A career in computer network administration resulted in me becoming somewhat proficient at writing computer scripts to manipulate text data.Ha, definitely not. I’m curious what he’s looking at here. I’d like a little more explanation of this data.
I wrote a script to download a series of web pages like the example links below, with which I have no doubt you are already familiar:
https://www.baseball-reference.com/players/split.fcgi?id=duranja01&year=2024&t=b
https://www.baseball-reference.com/teams/BOS/2024-batting.shtml
Thus, over the past few months I have been downloading the HTML pages of BBRef’s Batting Splits and Team Baserunning/Misc data. Typically, I will feed a list of all MLB players in a given year to my script that will generate the web link. Below is Devers’ splits for 2024. If you look closely, the link differs from Durans’ above only in the unique player ID.
https://www.baseball-reference.com/players/split.fcgi?id=deverra01&year=2024&t=b
I put a “sleep“ function of a few seconds in the code as it generates web links and downloads the HTML data so it does not slam the crap out of the BBRef web site. Then I let it run slowly all night.
I have done this for all players and all teams since 1988 (when Count/Balls-Strikes data became available as my initial unfruitful project was related to pitch counts) – and also for selected years/teams before 1988.
For example, 1950 interest me because the 1950 Red Sox scored 1,027 runs – the most since Lou Gehrig got sick. The 1999 Indians were the other team to score over 1,000 runs (1,009) post-Gehrig but the Sox had no DH, nor much in the way of applied chemistry, and Ted Williams played only 89 games because he broke his elbow during the All Star game.

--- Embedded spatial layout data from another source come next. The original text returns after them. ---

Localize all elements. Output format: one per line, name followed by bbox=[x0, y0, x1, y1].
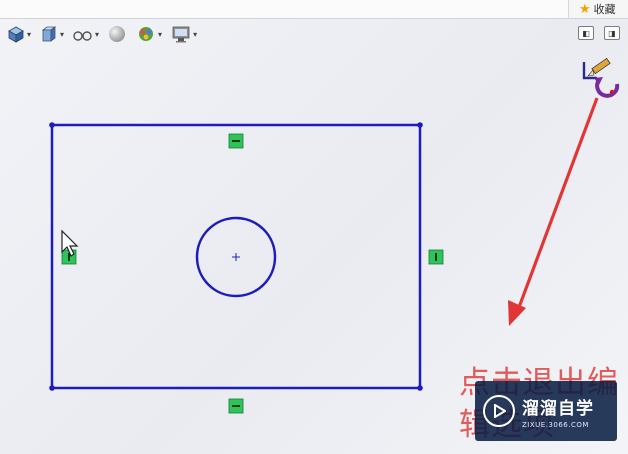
play-logo-icon bbox=[483, 395, 515, 427]
play-icon bbox=[494, 404, 506, 418]
rectangle-corner-point[interactable] bbox=[417, 122, 423, 128]
horizontal-relation-icon[interactable] bbox=[228, 398, 244, 414]
red-pointer-arrow bbox=[513, 97, 599, 319]
red-pointer-arrowhead bbox=[508, 300, 526, 326]
rectangle-corner-point[interactable] bbox=[49, 385, 55, 391]
rectangle-corner-point[interactable] bbox=[417, 385, 423, 391]
watermark-url: ZIXUE.3066.COM bbox=[522, 420, 589, 429]
rectangle-corner-point[interactable] bbox=[49, 122, 55, 128]
circle-center-point[interactable] bbox=[232, 253, 240, 261]
watermark-badge: 溜溜自学 ZIXUE.3066.COM bbox=[475, 381, 617, 441]
watermark-title: 溜溜自学 bbox=[522, 398, 594, 419]
horizontal-relation-icon[interactable] bbox=[228, 133, 244, 149]
vertical-relation-icon[interactable] bbox=[428, 249, 444, 265]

So, I study that team a bit.
I have downloaded a lot of data from BBRef – just the Batting Splits are close to 59,000 files and 27 GB of data. The base running data is smaller. I have also downloaded some Plate Discipline data from Baseball Savant – but it is a good bit tricker to parse and it is only available from 2015 on.
I then create scripts to parse those HTML files, extract the data I want and write it to .CVS files that a spreadsheet can open.
For example the 2024 Batting Splits CVS file has 290 columns with headings like:
Year,Team,Player,Season Games Played,Season Games Started,Season Plate Appearances,Season At Bats,Season Runs,Season Hits,Season Doubles,Season Triples,Season Home Runs,Season Walks,Season Strike Outs...
Bases Empty Plate Appearances, Bases Empty At Bats, Bases Empty Runs,Bases Empty Hits, Bases Empty Doubles, Bases Empty Triples, Bases Empty Home Runs...Man On First Plate Appearances, Man On First At Bats, Man On First Hits, Man On First Doubles, Man On First Triples,Man On First Home Runs…
That 2024 Batting Splits file has 727 rows – one for each MLB player that at had least one Plate Appearance this past season.
Similar data has been downloaded for the BBRef base running data – parse downloaded HTML files and put the relevant data in to .CSV files.
Then, more scripts to spin out the data in the .CVS files to generate the kinds of numbers and relationships I posted above.